‘Flexible Phonics’ aims to train Reception teachers to optimise and complement their existing phonics teaching to improve children’s word reading.
Flexible Phonics approaches include teaching children to add another step after they have blended phonemes to recognise whether they have successfully identified a word and if not that they will need to use alternate strategies to identify it. This ‘set-for-variability’ approach could be particularly powerful in enabling children to independently read novel exception words (words that break phonic rules, such as ‘the’, ‘two’, ‘between’, ‘above’).
The second strategy ‘direct mapping’ involves children reading texts that include several examples of the Grapheme Phoneme Correspondences (GPCs) that they have just learned, and overtime integrate with children’s texts to become confident, motivated, readers.

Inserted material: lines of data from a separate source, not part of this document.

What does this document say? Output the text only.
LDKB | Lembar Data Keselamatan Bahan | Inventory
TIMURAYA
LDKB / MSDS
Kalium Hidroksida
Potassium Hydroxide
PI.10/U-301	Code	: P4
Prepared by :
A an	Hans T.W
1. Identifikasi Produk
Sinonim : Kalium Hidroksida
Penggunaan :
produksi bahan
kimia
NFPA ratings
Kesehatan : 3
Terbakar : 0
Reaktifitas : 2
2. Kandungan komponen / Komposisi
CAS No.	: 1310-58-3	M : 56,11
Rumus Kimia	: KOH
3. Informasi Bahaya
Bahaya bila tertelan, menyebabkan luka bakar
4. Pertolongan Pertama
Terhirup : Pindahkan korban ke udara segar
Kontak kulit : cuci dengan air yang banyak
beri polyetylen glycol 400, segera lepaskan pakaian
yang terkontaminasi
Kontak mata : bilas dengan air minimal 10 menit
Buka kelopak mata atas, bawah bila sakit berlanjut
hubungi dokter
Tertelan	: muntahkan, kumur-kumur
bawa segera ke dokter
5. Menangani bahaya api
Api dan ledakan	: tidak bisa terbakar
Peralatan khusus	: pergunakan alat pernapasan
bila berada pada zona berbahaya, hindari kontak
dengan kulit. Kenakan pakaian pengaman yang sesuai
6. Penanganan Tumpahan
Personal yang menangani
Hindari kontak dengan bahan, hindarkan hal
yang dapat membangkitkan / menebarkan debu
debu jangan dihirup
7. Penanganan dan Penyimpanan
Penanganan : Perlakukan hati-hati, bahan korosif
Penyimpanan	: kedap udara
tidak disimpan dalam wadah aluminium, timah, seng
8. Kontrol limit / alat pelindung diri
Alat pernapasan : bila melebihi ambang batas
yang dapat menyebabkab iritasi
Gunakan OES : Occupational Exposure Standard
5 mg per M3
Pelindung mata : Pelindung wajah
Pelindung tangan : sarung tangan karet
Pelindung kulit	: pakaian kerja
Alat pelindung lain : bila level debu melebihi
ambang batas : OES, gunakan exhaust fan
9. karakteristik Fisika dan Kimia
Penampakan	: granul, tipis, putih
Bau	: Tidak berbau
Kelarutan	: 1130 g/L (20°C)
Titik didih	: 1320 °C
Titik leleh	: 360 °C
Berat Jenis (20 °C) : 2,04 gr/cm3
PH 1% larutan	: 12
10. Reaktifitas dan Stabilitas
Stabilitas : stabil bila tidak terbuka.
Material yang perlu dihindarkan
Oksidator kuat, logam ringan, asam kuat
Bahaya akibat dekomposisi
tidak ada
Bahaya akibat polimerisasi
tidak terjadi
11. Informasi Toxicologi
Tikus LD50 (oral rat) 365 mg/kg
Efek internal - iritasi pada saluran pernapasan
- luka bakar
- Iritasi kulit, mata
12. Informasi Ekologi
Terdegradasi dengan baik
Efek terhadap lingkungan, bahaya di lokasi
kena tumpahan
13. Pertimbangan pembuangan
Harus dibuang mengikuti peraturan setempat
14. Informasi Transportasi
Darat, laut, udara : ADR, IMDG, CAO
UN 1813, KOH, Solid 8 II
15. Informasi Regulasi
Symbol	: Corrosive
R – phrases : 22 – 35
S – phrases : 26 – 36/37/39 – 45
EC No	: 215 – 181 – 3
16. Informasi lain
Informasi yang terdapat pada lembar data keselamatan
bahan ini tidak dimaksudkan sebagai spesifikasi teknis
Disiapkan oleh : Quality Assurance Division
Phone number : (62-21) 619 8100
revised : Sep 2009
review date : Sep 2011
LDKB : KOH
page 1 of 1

The EEF funded this research because positive findings were found for the programme’s impact on children’s word reading in a study in Canada when delivered to small groups of struggling readers.

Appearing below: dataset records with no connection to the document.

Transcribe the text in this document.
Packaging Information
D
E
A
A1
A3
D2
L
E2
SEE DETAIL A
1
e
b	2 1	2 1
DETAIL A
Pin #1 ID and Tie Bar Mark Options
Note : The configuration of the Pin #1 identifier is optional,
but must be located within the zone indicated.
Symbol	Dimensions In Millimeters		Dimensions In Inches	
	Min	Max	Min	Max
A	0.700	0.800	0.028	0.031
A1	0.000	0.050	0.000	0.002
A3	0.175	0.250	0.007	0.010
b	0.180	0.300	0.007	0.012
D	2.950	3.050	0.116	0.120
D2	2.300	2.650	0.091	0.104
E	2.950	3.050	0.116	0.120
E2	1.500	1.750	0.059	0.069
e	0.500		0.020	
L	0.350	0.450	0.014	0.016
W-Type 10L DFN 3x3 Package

More broadly, phonics approaches have been consistently found to be effective in supporting younger readers to master the basics of reading, with an average impact of an additional +5 months’ progress in our Teaching and Learning Toolkit.
Pupils who participated in Flexible Phonics made the equivalent of 1 month’s less progress, on average in word recognition than pupils who did not receive the programme.
Pupils who participated in Flexible Phonics made the equivalent of zero months progress, on average in reading comprehension and correcting deliberately mispronounced words than children in other schools.
Exploratory subgroup analyses found pupils who were eligible for Free School Meals (FSM) who participated in Flexible Phonics made the equivalent of no month’s additional progress in word recognition, compared to similar children who did not receive the programme. There was marginal evidence that in Flexible Phonics schools where some pupils also received the Nuffield Early Language Intervention (NELI), pupils made more progress in word recognition than in other schools.
Teachers and TAs in Flexible Phonics schools reported that it was relatively straightforward to integrate the programme into existing phonics practice. Around 100 Teachers and TAs surveyed in Flexible Phonics schools suggested that there was no change in their confidence and overall practice regarding phonics teaching, although confidence was already high at the start of delivery. They indicated that children engaged in activities well, approached reading with confidence and increased resilience.
Please note that this trial took place during the COVID-19 pandemic (the 2020/21 academic year) so some aspects of Flexible Phonics delivery were changed to accommodate this, e.g., the length of programme delivery. There were partial school closures from January to March 2021 and subsequent studies have shown impacts on children’s language and communication skills from these. This may have affected the impact observed from Flexible Phonics in the study.
An updated version of this report, published in March 2024, includes further data from pre-tests taken by children before they started the intervention.